With 27,027 deaths, every fifth fire- related death in the world in 2017 took place in India. Around 9 million fire incidents and 1.2 lakh deaths were recorded across the globe that year. Of these incidents, India recorded 1.6 million fires and 27,027 deaths, according to a 195- nation analysis by Global Diseases Burden published in The BMJ Injury Prevention journal recently.

India, along with seven countries, including Pakistan, accounted for over half the deaths due to fires.The study said kids under five and adults above 60 are the biggest fire victims — a trend seen in urban India as well.


India recorded 1.6m fires and 27,027 deaths, according to a 195-nation analysis by Global Diseases Burden published recently.

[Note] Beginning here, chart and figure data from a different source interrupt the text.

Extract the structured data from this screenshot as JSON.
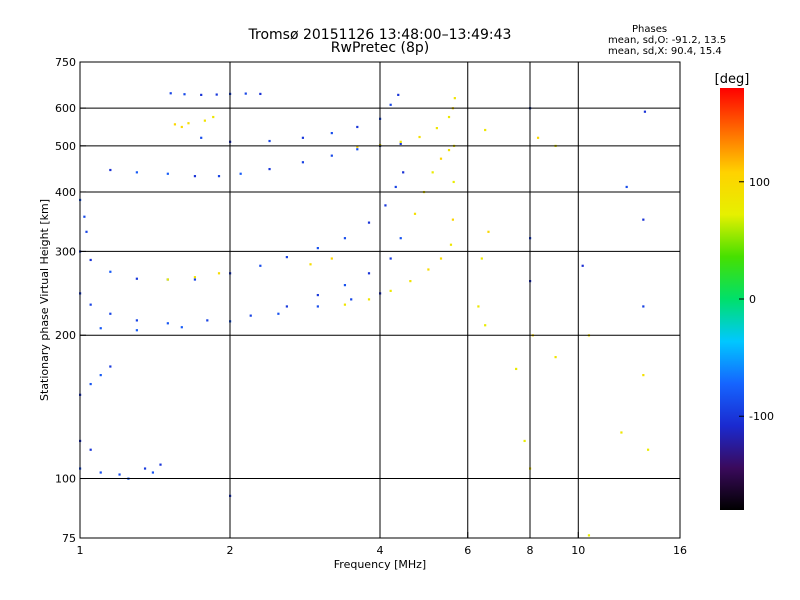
{
  "header": {
    "title_line1": "Tromsø 20151126 13:48:00–13:49:43",
    "title_line2": "RwPretec (8p)"
  },
  "stats": {
    "heading": "Phases",
    "line_o": "mean, sd,O: -91.2, 13.5",
    "line_x": "mean, sd,X:  90.4, 15.4"
  },
  "chart_data": {
    "type": "scatter",
    "title": "Tromsø 20151126 13:48:00–13:49:43",
    "subtitle": "RwPretec (8p)",
    "xlabel": "Frequency [MHz]",
    "ylabel": "Stationary phase Virtual Height [km]",
    "x_scale": "log",
    "y_scale": "log",
    "xlim": [
      1,
      16
    ],
    "ylim": [
      75,
      750
    ],
    "x_ticks": [
      1,
      2,
      4,
      6,
      8,
      10,
      16
    ],
    "y_ticks": [
      75,
      100,
      200,
      300,
      400,
      500,
      600,
      750
    ],
    "x_gridlines": [
      2,
      4,
      6,
      8,
      10
    ],
    "y_gridlines": [
      100,
      200,
      300,
      400,
      500,
      600
    ],
    "grid": true,
    "colorbar": {
      "label": "[deg]",
      "range": [
        -180,
        180
      ],
      "ticks": [
        100,
        0,
        -100
      ],
      "colors": [
        "#000000",
        "#3a0a5c",
        "#1a2ad0",
        "#1565ff",
        "#00c8ff",
        "#00e06a",
        "#46e000",
        "#e6f000",
        "#ffd200",
        "#ff6a00",
        "#ff0000"
      ]
    },
    "series": [
      {
        "phase": -91.2,
        "points": [
          [
            1.52,
            645
          ],
          [
            1.62,
            642
          ],
          [
            1.75,
            640
          ],
          [
            1.88,
            641
          ],
          [
            2.0,
            643
          ],
          [
            2.15,
            644
          ],
          [
            2.3,
            643
          ]
        ]
      },
      {
        "phase": 90.4,
        "points": [
          [
            1.55,
            555
          ],
          [
            1.65,
            558
          ],
          [
            1.78,
            565
          ],
          [
            1.85,
            575
          ],
          [
            1.6,
            548
          ]
        ]
      },
      {
        "phase": -91.2,
        "points": [
          [
            1.75,
            520
          ],
          [
            2.0,
            510
          ],
          [
            2.4,
            512
          ],
          [
            2.8,
            520
          ],
          [
            3.2,
            532
          ],
          [
            3.6,
            548
          ],
          [
            4.0,
            570
          ],
          [
            4.2,
            610
          ],
          [
            4.35,
            640
          ]
        ]
      },
      {
        "phase": -91.2,
        "points": [
          [
            1.15,
            445
          ],
          [
            1.3,
            440
          ],
          [
            1.5,
            437
          ],
          [
            1.7,
            432
          ],
          [
            1.9,
            432
          ],
          [
            2.1,
            437
          ],
          [
            2.4,
            447
          ],
          [
            2.8,
            462
          ],
          [
            3.2,
            477
          ],
          [
            3.6,
            492
          ],
          [
            4.0,
            500
          ],
          [
            4.4,
            505
          ]
        ]
      },
      {
        "phase": 90.4,
        "points": [
          [
            3.6,
            498
          ],
          [
            4.0,
            502
          ],
          [
            4.4,
            510
          ],
          [
            4.8,
            522
          ],
          [
            5.2,
            545
          ],
          [
            5.5,
            575
          ],
          [
            5.6,
            600
          ],
          [
            5.65,
            630
          ]
        ]
      },
      {
        "phase": -91.2,
        "points": [
          [
            1.0,
            300
          ],
          [
            1.05,
            288
          ],
          [
            1.15,
            272
          ],
          [
            1.3,
            263
          ],
          [
            1.5,
            262
          ],
          [
            1.7,
            262
          ],
          [
            2.0,
            270
          ],
          [
            2.3,
            280
          ],
          [
            2.6,
            292
          ],
          [
            3.0,
            305
          ],
          [
            3.4,
            320
          ],
          [
            3.8,
            345
          ],
          [
            4.1,
            375
          ],
          [
            4.3,
            410
          ],
          [
            4.45,
            440
          ]
        ]
      },
      {
        "phase": 90.4,
        "points": [
          [
            1.5,
            262
          ],
          [
            1.7,
            265
          ],
          [
            1.9,
            270
          ],
          [
            2.9,
            282
          ],
          [
            3.2,
            290
          ]
        ]
      },
      {
        "phase": -91.2,
        "points": [
          [
            1.0,
            245
          ],
          [
            1.05,
            232
          ],
          [
            1.15,
            222
          ],
          [
            1.3,
            215
          ],
          [
            1.5,
            212
          ],
          [
            1.8,
            215
          ],
          [
            2.2,
            220
          ],
          [
            2.6,
            230
          ],
          [
            3.0,
            243
          ],
          [
            3.4,
            255
          ],
          [
            3.8,
            270
          ],
          [
            4.2,
            290
          ],
          [
            4.4,
            320
          ]
        ]
      },
      {
        "phase": -91.2,
        "points": [
          [
            1.1,
            207
          ],
          [
            1.3,
            205
          ],
          [
            1.6,
            208
          ],
          [
            2.0,
            214
          ],
          [
            2.5,
            222
          ],
          [
            3.0,
            230
          ],
          [
            3.5,
            238
          ],
          [
            4.0,
            245
          ]
        ]
      },
      {
        "phase": 90.4,
        "points": [
          [
            3.4,
            232
          ],
          [
            3.8,
            238
          ],
          [
            4.2,
            248
          ],
          [
            4.6,
            260
          ],
          [
            5.0,
            275
          ],
          [
            5.3,
            290
          ],
          [
            5.55,
            310
          ],
          [
            5.6,
            350
          ],
          [
            5.62,
            420
          ],
          [
            5.63,
            500
          ]
        ]
      },
      {
        "phase": 90.4,
        "points": [
          [
            4.7,
            360
          ],
          [
            4.9,
            400
          ],
          [
            5.1,
            440
          ],
          [
            5.3,
            470
          ],
          [
            5.5,
            490
          ]
        ]
      },
      {
        "phase": -91.2,
        "points": [
          [
            1.0,
            385
          ],
          [
            1.02,
            355
          ],
          [
            1.03,
            330
          ]
        ]
      },
      {
        "phase": -91.2,
        "points": [
          [
            1.0,
            150
          ],
          [
            1.05,
            158
          ],
          [
            1.1,
            165
          ],
          [
            1.15,
            172
          ],
          [
            1.0,
            120
          ],
          [
            1.05,
            115
          ],
          [
            1.0,
            105
          ],
          [
            1.1,
            103
          ],
          [
            1.2,
            102
          ],
          [
            1.25,
            100
          ]
        ]
      },
      {
        "phase": 90.4,
        "points": [
          [
            6.5,
            540
          ],
          [
            6.6,
            330
          ],
          [
            6.4,
            290
          ],
          [
            6.5,
            210
          ],
          [
            7.5,
            170
          ],
          [
            7.8,
            120
          ],
          [
            8.0,
            105
          ],
          [
            8.1,
            200
          ],
          [
            8.3,
            520
          ],
          [
            9.0,
            500
          ],
          [
            10.5,
            200
          ],
          [
            10.5,
            76
          ],
          [
            12.2,
            125
          ],
          [
            13.5,
            165
          ],
          [
            13.8,
            115
          ],
          [
            9.0,
            180
          ],
          [
            6.3,
            230
          ]
        ]
      },
      {
        "phase": -91.2,
        "points": [
          [
            1.35,
            105
          ],
          [
            1.4,
            103
          ],
          [
            1.45,
            107
          ],
          [
            2.0,
            92
          ],
          [
            10.2,
            280
          ],
          [
            12.5,
            410
          ],
          [
            13.5,
            350
          ],
          [
            13.5,
            230
          ],
          [
            13.6,
            590
          ],
          [
            8.0,
            600
          ],
          [
            8.0,
            320
          ],
          [
            8.0,
            260
          ]
        ]
      }
    ]
  }
}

Around 9m fire incidents and 1.2 lakh deaths were recorded across globe that year 

Deaths in India were almost 2.5 times that of China, where 10,836 people died in fires in 2017

Inadequate healthcare facilities add to fire deaths

Earlier, women made up for 80% of the fire victims in Mumbai, but now we have started seeing more senior citizens and children in burn wards," divulged Dr S Keswani of Airoli Burns Centre in Navi Mumbai. This "epidemiological shift" is mainly due to societal changes such as increased longevity and financial independence among women."Women have jobs, meaning children are either taken care of by elderly at home or at a creche," he said.The study identified gender violence as a cause for the high death rate in India; it also cited a study from Karnataka that showed synthetic saris worn by women was a cause.

Inadequate healthcare facilities in India ag to deaths due to fires.

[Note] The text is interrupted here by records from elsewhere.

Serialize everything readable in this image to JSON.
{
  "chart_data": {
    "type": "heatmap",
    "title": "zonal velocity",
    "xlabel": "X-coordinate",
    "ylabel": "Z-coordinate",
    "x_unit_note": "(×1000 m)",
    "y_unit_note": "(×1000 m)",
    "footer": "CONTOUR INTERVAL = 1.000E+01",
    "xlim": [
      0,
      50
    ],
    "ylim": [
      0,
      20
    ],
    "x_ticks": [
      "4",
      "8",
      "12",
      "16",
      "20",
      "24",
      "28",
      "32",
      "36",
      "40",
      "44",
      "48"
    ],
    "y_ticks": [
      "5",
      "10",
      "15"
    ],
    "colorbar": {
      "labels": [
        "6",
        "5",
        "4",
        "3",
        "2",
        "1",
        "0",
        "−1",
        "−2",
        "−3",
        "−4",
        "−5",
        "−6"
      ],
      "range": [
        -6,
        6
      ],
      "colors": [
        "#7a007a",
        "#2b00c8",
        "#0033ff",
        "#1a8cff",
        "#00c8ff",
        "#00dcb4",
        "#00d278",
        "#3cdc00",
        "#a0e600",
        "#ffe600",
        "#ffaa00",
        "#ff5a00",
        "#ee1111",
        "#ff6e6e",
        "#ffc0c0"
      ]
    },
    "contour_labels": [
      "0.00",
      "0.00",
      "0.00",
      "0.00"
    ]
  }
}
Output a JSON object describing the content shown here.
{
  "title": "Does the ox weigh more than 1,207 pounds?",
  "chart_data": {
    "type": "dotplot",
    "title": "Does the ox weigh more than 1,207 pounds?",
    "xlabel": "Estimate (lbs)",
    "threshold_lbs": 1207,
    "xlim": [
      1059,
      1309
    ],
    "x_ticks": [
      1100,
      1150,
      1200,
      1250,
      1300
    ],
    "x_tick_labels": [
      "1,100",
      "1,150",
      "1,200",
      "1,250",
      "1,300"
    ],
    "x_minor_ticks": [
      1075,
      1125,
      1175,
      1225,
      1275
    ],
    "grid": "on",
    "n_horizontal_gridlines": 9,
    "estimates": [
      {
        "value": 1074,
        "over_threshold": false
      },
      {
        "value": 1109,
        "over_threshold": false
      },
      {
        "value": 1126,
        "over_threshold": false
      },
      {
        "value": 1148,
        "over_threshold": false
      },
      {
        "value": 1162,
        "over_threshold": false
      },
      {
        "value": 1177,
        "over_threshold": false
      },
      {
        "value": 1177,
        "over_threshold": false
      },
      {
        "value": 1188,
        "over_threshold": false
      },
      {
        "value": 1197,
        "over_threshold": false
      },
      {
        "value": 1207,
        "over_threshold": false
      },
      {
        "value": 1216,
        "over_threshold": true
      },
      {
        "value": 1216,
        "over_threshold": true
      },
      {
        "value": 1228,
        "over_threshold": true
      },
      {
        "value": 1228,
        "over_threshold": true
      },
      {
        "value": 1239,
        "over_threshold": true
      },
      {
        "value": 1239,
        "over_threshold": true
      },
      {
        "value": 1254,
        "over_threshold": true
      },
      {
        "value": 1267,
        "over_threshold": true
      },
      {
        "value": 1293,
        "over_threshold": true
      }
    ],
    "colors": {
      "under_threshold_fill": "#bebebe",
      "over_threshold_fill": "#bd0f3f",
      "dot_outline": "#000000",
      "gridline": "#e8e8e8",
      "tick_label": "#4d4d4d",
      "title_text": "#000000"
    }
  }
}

"Burns management needs manpower.

Six people are needed each time a burns patient has his or her bandages changed. But our public hospitals, where most victims go for treatment, have poor doctor/nurse-patient ratio," added Dr Keswani. The private sector rarely offers burns treatment as it needs heavy investment but doesn't earn enough.In Mumbai, only two private hospitals have burns wards, but every public hospital has to treat burns even though only a handful have adequate facilities.

A public hospital doctor said, "An ICU stay in the private sector could cost Rs 25,000- 50,000.Burns patients need to stay in hospital for a long time, but the bill could be well over Rs 18 lakh a month. How many Indians can really afford that?" However, deaths due to fire, heat and hot substances have registered a drop in most countries, added the study.In India, deaths decreased by around 30% between 1990 and 2017.

"Prevention should be the first priority in reducing intolerable number of injuries and deaths," said Dr Spencer James, senior author of the study at Institute for Health Metrics and Evaluation at University of Washington School of Medicine.